CONTRE L’USAGE ALIMENTAIRE DE LA VIANDE DE CHEVAL

Par M. DECROIX,
Vétérinaire en premier de la Garde de Paris, secrétaire-adjoint.

I

Il n’y a guère de séance où quelque membre de notre Société n’élève la voix pour signaler les brutalités, les privations, les misères de toute sorte, qu’ont à subir les chevaux que l’âge et les infirmités ont rendus à peu près impropres à tout service. Cent fois des cœurs compatissants ont protesté, dans cette enceinte, contre l’ingratitude dont sont victimes les animaux qui se sont épuisés pour nous procurer des plaisirs ou pour satisfaire nos besoins. Un de nos collègues, M. le docteur Blatin, nous a tracé le récit lamentable des souffrances qu’ont à endurer, avant d’être sacrifiés dans les clos d’équarrissage, les malheureux chevaux, auxquels, à la fin de leur carrière, on retranche les aliments parce qu’ils ne peuvent plus travailler, et qui ne peuvent plus travailler parce qu’ils meurent de faim.

Le meilleur moyen de mettre un terme à un si navrant spectacle, c’est délivrer à la consommation, comme animal de boucherie, tout cheval qui ne pourrait plus rendre de bons services. Cette idée n’est pas neuve, je le sais : elle a été exprimée bien souvent dans notre Société, notamment par MM. Isidore Geoffroy Saint-Hilaire, Blatin, Couturier de Vienne, Munaret, et par d’autres ; malheureusement elle a rencontré des obstacles, et elle tarde beaucoup à porter ses fruits. Les efforts tentés jusqu’à ce jour pour répandre l’hippophagie chez nous n’ont pas été couronnés de succès ; mais ce n’est pas une raison pour se décourager ; au contraire, il faut persévérer, avec un redoublement d’ardeur, jusqu’à ce que le but soit atteint. Toute vérité utile doit s’attendre à passer par mille épreuves, avant d’être mise en pratique.

Je n’entreprendrai pas de démontrer que la viande de cheval, d’âne et de mulet, est saine, agréable et très-nourrissante ; les faits ont parlé. Ainsi, voilà plus d’un demi siècle que l’illustre Larrey, le père du soldat et le père de la médecine militaire, a su mettre à profit les qualités alimentaires de cette viande. Dans plusieurs contrées de l’Europe, elle est livrée à la consommation ; tandis que chez nous, bien que les médecins, les vétérinaires, les hygiénistes aient prouvé qu’elle peut et qu’elle doit entrer dans l’alimentation, nous en sommes encore à formuler des vœux. Pourquoi ne pas se hâter de faire profiter le public, et notamment les classes peu aisées, d’un aliment si bienfaisant ? La France est le pays où la charité et la philanthropie s’occupent le plus ardemment des pauvres, mais ils n’en est pas moins avéré que beaucoup souffrent de la faim, que beaucoup ne mangent guère de viande que lorsqu’ils sont assez malheureux pour en recevoir de la charité publique ou privée.

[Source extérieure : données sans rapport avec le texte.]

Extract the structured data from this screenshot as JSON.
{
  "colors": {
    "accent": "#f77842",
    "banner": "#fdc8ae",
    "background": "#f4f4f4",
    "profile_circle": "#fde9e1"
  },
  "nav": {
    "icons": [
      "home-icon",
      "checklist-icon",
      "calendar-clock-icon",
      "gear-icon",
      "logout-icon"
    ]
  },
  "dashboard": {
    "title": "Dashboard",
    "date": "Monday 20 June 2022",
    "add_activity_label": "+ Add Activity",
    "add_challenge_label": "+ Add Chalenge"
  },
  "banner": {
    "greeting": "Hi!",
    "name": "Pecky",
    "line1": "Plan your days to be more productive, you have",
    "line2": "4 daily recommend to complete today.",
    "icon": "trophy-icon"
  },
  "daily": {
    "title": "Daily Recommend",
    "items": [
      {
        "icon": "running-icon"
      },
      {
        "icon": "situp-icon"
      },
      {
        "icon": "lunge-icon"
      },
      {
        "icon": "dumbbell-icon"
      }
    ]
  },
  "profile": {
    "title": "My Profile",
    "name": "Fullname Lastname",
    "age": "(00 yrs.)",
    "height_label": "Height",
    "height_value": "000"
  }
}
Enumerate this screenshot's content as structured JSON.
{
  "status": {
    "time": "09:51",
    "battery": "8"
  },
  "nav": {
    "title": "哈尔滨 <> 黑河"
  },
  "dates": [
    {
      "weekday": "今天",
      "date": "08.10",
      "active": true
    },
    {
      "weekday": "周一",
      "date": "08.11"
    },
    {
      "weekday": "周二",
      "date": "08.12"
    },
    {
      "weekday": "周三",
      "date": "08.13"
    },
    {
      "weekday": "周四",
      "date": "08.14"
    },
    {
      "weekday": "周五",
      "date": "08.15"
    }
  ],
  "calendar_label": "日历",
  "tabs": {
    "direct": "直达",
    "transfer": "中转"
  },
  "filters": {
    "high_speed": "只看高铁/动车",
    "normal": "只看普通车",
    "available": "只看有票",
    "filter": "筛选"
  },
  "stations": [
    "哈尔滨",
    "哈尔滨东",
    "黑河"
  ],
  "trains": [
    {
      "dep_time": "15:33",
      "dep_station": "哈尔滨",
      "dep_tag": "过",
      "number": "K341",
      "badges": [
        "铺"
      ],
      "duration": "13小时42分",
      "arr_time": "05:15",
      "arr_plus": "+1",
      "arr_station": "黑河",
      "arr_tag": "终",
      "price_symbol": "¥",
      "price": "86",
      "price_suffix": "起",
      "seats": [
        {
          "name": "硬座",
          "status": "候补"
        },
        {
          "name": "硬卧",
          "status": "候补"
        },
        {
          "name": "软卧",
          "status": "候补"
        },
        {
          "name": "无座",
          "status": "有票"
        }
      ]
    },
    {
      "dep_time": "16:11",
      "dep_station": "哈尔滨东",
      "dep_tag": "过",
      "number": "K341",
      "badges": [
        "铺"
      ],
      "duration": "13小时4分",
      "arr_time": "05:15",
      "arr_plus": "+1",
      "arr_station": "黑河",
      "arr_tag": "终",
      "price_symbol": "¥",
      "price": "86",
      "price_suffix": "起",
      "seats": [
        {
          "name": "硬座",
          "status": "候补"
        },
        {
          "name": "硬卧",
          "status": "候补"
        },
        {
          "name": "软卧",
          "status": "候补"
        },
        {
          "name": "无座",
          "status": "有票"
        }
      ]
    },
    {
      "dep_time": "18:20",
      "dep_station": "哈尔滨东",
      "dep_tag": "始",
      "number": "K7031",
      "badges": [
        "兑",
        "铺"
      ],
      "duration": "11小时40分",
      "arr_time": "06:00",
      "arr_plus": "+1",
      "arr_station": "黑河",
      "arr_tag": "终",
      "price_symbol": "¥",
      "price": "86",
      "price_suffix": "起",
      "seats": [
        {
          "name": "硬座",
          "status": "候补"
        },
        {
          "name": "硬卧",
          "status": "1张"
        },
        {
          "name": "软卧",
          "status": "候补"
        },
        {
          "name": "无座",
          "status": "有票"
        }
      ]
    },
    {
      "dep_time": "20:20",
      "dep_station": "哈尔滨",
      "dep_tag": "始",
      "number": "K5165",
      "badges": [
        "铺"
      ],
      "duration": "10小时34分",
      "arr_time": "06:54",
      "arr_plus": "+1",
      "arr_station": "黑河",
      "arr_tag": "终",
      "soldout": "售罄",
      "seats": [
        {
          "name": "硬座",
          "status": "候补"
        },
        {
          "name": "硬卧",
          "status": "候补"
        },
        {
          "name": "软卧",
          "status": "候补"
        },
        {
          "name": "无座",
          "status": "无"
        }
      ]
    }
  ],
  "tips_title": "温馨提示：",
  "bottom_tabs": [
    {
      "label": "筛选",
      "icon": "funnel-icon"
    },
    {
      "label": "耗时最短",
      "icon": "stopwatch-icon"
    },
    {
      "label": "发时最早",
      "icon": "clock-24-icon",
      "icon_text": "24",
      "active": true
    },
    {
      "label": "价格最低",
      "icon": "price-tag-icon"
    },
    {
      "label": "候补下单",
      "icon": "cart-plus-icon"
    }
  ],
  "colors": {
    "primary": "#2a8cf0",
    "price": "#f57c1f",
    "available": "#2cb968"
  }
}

On ne s’étonnera pas, je le présume, qu’il soit souvent question des pauvres dans ce travail. « La compassion pour les animaux, répète souvent notre honorable Président, ne doit pas nous rendre insensibles aux souffrances de nos semblables. » Et justement, on trouve un argument en faveur des bêtes, dans le désir de soulager les classes déshéritées, et réciproquement. Mais on pourrait craindre que la répugnance pour la chair de cheval fût assez grande, surtout chez les pauvres, pour que cette viande ne fût jamais admise dans l’alimentation. J’ai de nombreux faits qui prouvent qu’une telle crainte n’est pas fondée.

En voici quelques-uns :


II

Pendant l’année qui vient de s’écouler, j’ai continué mes recherches scientifiques sur la viande de cheval. Grâce à l’autorisation de M. le Préfet de police, j’ai pu m’en procurer, chez un membre de notre Société, M. Macquart, à qui je dois des remercîments pour l’empressement et le désintéressement qu’il a mis à me donner ce que je désirais. Indépendamment des observations destinées à un mémoire spécial, j’ai pris à cœur le côté pratique de la question, le seul que j’aie en vue aujourd’hui.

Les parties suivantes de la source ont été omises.